Ultra-Productive Upcycling CO2 into Polycarbonate Polyols via Borinane-Based Bifunctional Organocatalysts

We herein report the synthesis of commercially attractive low molar mass polycarbonate polyols obtained through the ring-opening copolymerization of CO2 and epoxides, using a series of borinane-based bifunctional organocatalysts in the presence of chain transfer agents (CTAs). These catalysts enable CO2/epoxide copolymerizations with high linear vs cyclic selectivity and outstanding productivity for both poly(cyclohexane carbonate) polyols (18.2 kg/g catalyst) and poly(ether propylene carbonate) polyols (1.1 kg/g catalyst). These copolymerizations exhibit all features of living processes; the molar mass of the resulting polycarbonates could be precisely controlled by varying the [monomer]/CTA ratio.
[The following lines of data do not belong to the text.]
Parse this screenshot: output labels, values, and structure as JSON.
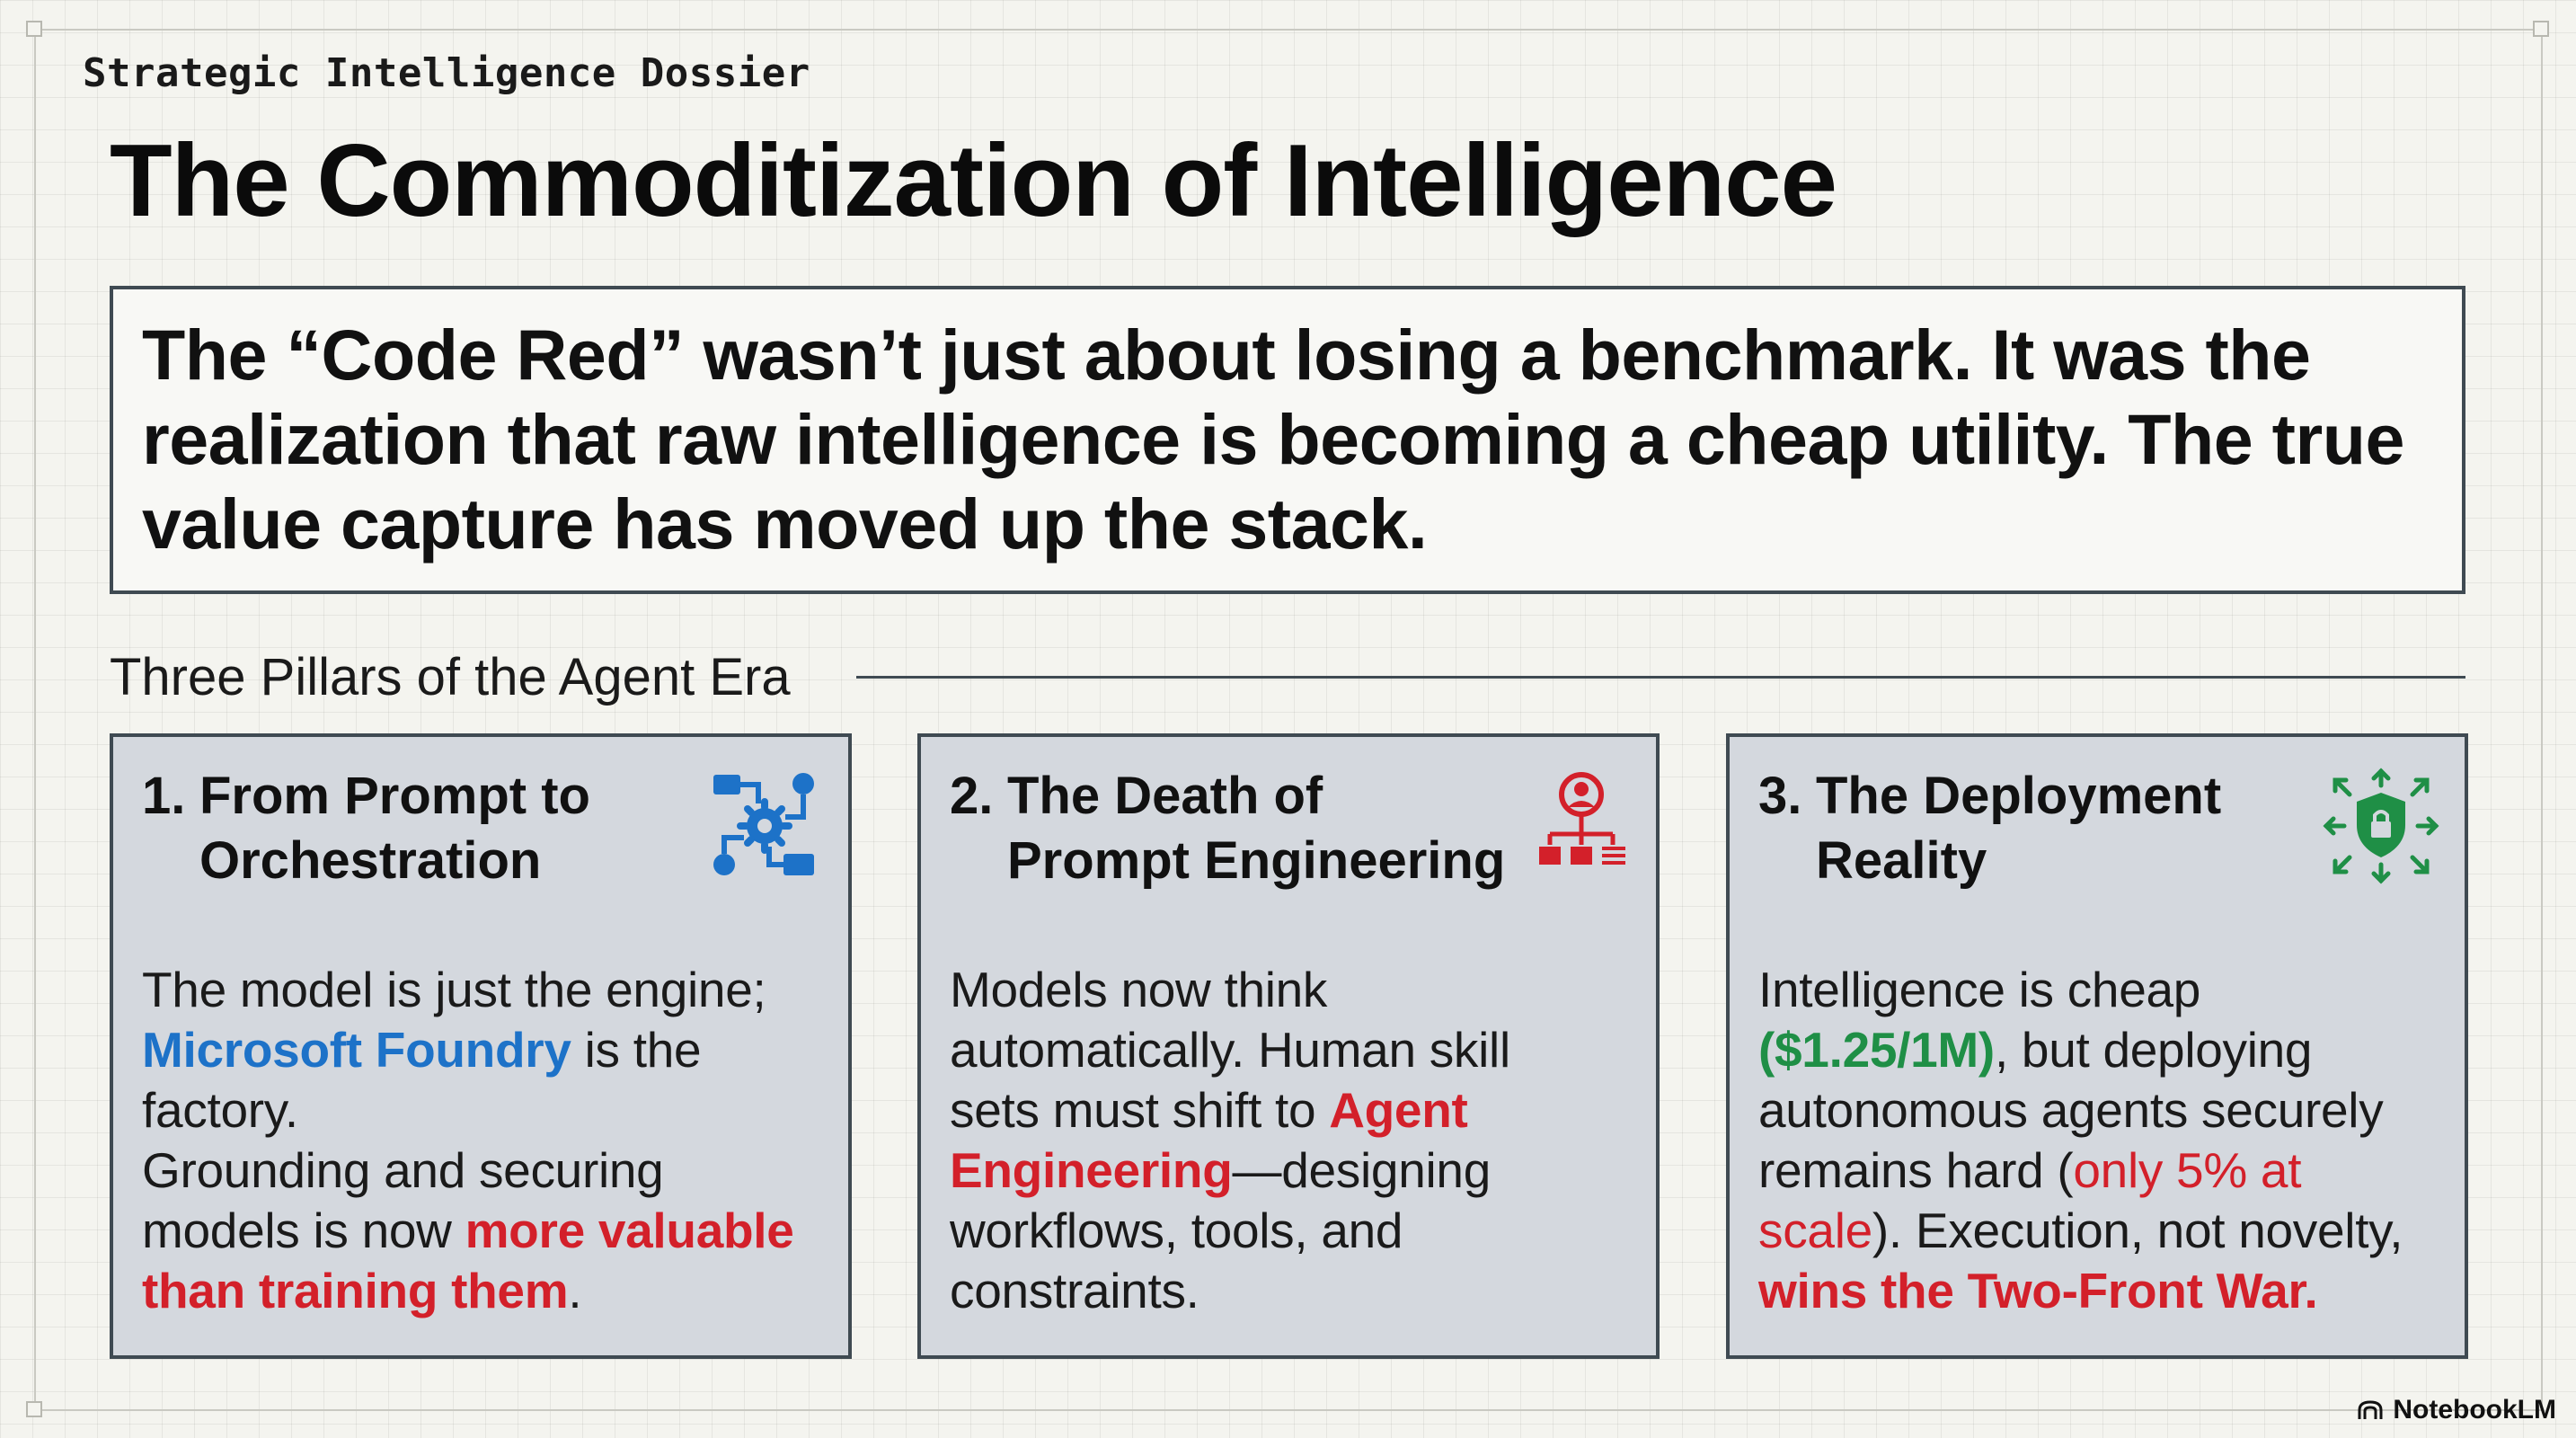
{
  "kicker": "Strategic Intelligence Dossier",
  "title": "The Commoditization of Intelligence",
  "thesis": "The “Code Red” wasn’t just about losing a benchmark. It was the realization that raw intelligence is becoming a cheap utility. The true value capture has moved up the stack.",
  "section_label": "Three Pillars of the Agent Era",
  "cards": [
    {
      "number": "1.",
      "title_line1": "From Prompt to",
      "title_line2": "Orchestration",
      "icon": "workflow-gear-icon",
      "body": {
        "p1": "The model is just the engine;",
        "highlight1": "Microsoft Foundry",
        "p2": " is the factory.",
        "p3": "Grounding and securing models is now ",
        "highlight2": "more valuable than training them",
        "p4": "."
      }
    },
    {
      "number": "2.",
      "title_line1": "The Death of",
      "title_line2": "Prompt Engineering",
      "icon": "agent-hierarchy-icon",
      "body": {
        "p1": "Models now think automatically. Human skill sets must shift to ",
        "highlight1": "Agent Engineering",
        "p2": "—designing workflows, tools, and constraints."
      }
    },
    {
      "number": "3.",
      "title_line1": "The Deployment",
      "title_line2": "Reality",
      "icon": "shield-lock-icon",
      "body": {
        "p1": "Intelligence is cheap ",
        "highlight1": "($1.25/1M)",
        "p2": ", but deploying autonomous agents securely remains hard (",
        "highlight2": "only 5% at scale",
        "p3": "). Execution, not novelty, ",
        "highlight3": "wins the Two-Front War."
      }
    }
  ],
  "badge": "NotebookLM",
  "colors": {
    "blue": "#1d72c8",
    "red": "#d3202a",
    "green": "#1f8f46",
    "card_bg": "#d4d8de",
    "border": "#3f4a52"
  }
}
The high performance of these catalysts implying a low loading shows a great potential for applications in large-scale preparation of CO2-based polyols.

Automated summary

We report the synthesis of commercially attractive low molar mass polycarbonate polyols obtained through CO2 and epoxide ring-opening copolymerization using borinane-based bifunctional organocatalysts and chain transfer agents. These catalysts exhibit high selectivity and productivity for both poly(cyclohexane carbonate) polyols and poly(ether propylene carbonate) polyols. The molar mass of the resulting polycarbonates can be precisely controlled, showing great potential for large-scale preparation of CO2-based polyols.